Dangers of Presentation Software

Slide presentation programmes on the whole have also been criticised for the way they allow those uncomfortable with public speaking to hide behind the technology and distance themselves from the audience. Instead of interacting with attendees and leading the presentation, it’s easy to stand back and let the computer programme and its array of bullet points take over.

Enthusiasm for PowerPoint’s limited ‘cookie-cutter’ model has been on the wane for many years, and is now better known for putting audiences to sleep than sparking their interest. However, it’s not that PowerPoint doesn’t offer the facility for creating more individual and exciting presentations, it’s just that the more advanced design options are too technical and time costly for the average user.

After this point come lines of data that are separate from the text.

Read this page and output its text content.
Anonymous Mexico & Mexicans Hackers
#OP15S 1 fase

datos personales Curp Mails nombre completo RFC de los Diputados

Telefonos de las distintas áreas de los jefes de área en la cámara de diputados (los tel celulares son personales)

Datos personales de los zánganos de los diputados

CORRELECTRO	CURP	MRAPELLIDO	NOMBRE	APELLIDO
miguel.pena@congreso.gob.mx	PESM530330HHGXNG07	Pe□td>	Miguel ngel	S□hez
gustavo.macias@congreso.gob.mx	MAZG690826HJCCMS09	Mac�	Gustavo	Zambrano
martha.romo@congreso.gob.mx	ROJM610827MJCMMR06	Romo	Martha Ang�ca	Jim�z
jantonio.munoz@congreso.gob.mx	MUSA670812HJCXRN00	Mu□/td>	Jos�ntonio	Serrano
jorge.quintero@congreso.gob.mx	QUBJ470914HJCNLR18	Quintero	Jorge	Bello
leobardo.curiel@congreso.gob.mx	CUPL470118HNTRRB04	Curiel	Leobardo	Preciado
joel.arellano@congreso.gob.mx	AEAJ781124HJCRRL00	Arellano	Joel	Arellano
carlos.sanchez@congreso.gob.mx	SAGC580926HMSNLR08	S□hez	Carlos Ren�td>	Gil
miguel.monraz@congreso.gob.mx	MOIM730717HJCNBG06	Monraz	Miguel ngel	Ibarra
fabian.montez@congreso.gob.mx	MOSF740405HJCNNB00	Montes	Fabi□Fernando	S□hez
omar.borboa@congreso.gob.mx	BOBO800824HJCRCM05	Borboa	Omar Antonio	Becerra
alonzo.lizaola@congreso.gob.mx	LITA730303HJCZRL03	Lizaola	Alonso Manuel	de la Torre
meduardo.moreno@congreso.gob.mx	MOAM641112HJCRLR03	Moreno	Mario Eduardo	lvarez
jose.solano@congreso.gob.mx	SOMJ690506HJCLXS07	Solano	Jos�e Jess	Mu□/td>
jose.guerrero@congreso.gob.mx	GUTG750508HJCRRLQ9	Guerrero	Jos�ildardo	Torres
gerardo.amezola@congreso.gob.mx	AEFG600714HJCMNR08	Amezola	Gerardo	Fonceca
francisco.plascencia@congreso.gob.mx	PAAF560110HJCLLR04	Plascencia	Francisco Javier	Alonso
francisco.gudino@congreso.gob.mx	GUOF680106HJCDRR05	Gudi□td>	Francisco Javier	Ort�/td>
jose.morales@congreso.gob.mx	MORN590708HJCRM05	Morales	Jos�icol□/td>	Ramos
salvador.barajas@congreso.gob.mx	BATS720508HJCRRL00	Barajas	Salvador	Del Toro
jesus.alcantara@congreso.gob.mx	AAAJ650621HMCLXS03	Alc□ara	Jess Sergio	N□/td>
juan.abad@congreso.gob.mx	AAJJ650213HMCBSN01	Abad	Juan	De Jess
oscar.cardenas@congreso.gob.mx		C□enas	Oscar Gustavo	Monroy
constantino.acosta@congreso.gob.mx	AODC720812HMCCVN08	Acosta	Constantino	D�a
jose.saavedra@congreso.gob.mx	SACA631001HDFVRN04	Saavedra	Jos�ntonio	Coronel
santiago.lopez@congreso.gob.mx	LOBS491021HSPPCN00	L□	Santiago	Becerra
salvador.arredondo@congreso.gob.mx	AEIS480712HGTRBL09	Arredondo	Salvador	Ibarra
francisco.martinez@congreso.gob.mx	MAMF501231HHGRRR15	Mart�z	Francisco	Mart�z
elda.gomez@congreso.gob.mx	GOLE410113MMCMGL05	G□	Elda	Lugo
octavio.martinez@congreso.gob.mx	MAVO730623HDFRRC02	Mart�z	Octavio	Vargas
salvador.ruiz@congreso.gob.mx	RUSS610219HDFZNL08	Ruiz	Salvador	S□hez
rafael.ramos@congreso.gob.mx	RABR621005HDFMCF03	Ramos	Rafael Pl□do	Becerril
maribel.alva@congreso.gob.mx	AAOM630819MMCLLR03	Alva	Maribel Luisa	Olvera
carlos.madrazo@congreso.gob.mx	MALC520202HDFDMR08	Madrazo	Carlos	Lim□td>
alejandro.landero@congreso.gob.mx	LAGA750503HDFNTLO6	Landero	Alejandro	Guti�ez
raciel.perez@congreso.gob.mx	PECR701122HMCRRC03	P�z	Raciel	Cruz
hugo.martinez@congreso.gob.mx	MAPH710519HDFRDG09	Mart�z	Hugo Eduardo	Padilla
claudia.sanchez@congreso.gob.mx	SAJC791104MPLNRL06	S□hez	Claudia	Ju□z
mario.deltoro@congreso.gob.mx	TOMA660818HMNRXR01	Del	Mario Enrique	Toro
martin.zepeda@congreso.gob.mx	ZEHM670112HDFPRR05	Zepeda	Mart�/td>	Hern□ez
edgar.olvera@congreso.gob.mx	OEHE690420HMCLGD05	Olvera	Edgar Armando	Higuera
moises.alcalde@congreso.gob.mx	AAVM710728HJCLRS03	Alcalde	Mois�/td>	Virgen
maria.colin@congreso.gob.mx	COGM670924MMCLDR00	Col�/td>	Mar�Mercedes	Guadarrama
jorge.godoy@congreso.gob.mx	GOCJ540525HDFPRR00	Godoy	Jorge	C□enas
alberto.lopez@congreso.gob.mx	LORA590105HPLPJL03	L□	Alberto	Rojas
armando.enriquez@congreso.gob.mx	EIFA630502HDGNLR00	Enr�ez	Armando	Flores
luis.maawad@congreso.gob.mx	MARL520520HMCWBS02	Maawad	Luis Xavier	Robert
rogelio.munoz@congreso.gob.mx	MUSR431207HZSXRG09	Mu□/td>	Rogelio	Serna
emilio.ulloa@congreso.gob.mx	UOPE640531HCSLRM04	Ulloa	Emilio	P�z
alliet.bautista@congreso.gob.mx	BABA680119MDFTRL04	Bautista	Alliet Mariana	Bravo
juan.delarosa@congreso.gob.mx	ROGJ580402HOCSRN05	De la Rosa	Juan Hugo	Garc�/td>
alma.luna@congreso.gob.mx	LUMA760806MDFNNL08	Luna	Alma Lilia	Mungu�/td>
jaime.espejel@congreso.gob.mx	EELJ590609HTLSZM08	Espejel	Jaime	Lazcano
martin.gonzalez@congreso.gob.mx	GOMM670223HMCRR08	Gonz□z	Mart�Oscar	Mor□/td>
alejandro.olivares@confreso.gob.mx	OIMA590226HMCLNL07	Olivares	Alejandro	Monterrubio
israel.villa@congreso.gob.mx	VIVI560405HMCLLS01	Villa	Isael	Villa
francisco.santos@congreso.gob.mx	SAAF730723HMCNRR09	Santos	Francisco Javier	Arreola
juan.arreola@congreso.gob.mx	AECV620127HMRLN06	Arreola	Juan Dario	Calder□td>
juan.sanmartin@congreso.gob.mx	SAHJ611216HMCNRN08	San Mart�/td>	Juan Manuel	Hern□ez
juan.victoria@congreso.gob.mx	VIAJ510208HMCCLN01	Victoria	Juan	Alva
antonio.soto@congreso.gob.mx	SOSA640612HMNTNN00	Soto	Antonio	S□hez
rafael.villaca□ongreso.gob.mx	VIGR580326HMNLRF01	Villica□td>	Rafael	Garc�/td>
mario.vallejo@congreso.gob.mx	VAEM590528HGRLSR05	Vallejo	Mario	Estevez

Apple has chipped away at the overwhelming dominance of PowerPoint by allowing users of its presentation programme Keynote to create better designed presentations easier. Also in keeping with the digital corporation’s commitment to innovative design, Keynote is a step beyond PowerPoint in terms of the quality of animation, text and graphics it offers.

Presentations in the Virtual World

Presentations are now starting to move beyond the confines of the lecture theatre and into the virtual realm. WebEx and Microsoft’s Livemeeting, for instance, are hosted web conferencing services that allow users to interact in a virtual space on the web, whether for meetings, tutorials, design workshops or presentations.

In this virtual room, presenters can show their slides to potentially hundreds of people around the world, and as they are not physically there with them they don’t have to worry about stage fright. However, the danger of this is that not only can the less engaged presenters further distance themselves from their audience but the audience can even easier disengage from the presentation.

Ultimately however advanced the software becomes it should only be used to supplement a well thought out spoken word presentation that directly interacts with an audience and not used as a flashy way to disguise the absence of one.